I had accepted the offer to be on the team and receive my fork for review before I realized that I couldn't take it straight out of the box and use it. I didn't own a through axle wheel and none of my bikes are disc brake equipped, two prerequisites for using a Lauf. I was going to have to buy a wheel and a brake. I turned to Facebook friends to find a wheel and one materialized for $50, thanks again, Aaron Wiseman! I found an appropriate brake set up online for another $50 and it looked like I would be in business for just over $100. Shortly after obtaining the needed parts a box with the new Lauf arrived at my house and I took it all up to Queen City Cycles to have them mount everything, and also to show me how to set up a disc brake properly since I'd never used one. They are amazing by the way. So nice to use a finger's pressure in wet conditions when I'm used to grabbing a fistful and praying while the bike hardly slowed with my old caliper brakes.
Now we set out to ride this fancy Lauf Grit into the ground! While Dirty Kanza is the ultimate goal of this particular campaign, I have a few other challenges I plan to test the Grit with before we even get to Emporia. First up we’ll be heading to Oklahoma for the Land Run 100 which is always a muddy party. Next, we head north for the 340 mile Trans Iowa v. 13. To be honest, with the final 50 teeth rattling hilly miles of last year's Trans Iowa still fresh in my nightmares, I'm looking forward to some wrist and neck saving suspension there more than anywhere else.

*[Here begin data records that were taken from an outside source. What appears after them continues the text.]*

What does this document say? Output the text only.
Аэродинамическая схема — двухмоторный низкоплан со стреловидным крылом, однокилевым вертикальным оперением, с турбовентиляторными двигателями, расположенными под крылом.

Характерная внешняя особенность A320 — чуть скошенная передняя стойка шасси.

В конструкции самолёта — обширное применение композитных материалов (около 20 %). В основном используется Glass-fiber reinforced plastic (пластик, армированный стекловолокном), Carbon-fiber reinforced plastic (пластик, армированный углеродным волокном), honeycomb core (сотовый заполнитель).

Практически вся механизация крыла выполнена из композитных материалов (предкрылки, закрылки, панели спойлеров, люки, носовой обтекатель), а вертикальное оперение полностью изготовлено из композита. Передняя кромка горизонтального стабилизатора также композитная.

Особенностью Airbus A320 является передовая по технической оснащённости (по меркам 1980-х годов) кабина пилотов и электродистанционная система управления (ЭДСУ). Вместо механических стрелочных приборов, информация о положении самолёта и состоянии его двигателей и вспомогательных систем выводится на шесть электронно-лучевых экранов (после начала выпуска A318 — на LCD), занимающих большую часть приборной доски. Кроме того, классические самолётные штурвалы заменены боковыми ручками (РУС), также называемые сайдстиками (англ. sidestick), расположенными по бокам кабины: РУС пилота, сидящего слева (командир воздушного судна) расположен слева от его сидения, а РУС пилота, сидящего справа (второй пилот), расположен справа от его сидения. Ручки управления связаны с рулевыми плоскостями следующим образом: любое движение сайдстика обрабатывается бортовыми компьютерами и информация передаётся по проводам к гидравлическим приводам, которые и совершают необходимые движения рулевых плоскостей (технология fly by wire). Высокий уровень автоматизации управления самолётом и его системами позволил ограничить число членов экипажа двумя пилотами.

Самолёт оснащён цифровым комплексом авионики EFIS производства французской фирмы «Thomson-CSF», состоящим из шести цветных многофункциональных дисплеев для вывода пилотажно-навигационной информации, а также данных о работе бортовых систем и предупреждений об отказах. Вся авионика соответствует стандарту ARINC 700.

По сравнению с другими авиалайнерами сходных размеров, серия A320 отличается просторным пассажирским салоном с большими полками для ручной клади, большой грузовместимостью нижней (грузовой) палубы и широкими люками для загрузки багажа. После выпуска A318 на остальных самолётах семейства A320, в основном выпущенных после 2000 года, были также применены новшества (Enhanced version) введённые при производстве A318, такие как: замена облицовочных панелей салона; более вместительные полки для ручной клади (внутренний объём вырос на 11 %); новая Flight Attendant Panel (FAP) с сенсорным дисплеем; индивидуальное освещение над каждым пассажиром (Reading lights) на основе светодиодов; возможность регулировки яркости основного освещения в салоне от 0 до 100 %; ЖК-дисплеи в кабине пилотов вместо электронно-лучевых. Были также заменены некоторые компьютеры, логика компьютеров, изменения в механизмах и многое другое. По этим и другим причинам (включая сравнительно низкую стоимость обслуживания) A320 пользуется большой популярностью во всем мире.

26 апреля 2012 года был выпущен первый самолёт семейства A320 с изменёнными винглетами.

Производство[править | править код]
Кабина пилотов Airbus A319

There was a small part of me that sort of wanted to hate this fork. A dissenting opinion is always good to have in the mix for entertainment value, just to keep things balanced. Unfortunately, after putting a few hundred miles on the Grit, wherein I've been bunny hopping every dead animal I see and charging into pot holes at speed trying to break the fork, I'm not sure I'm going to be able to find anything to complain about and I definitely won't be selling it.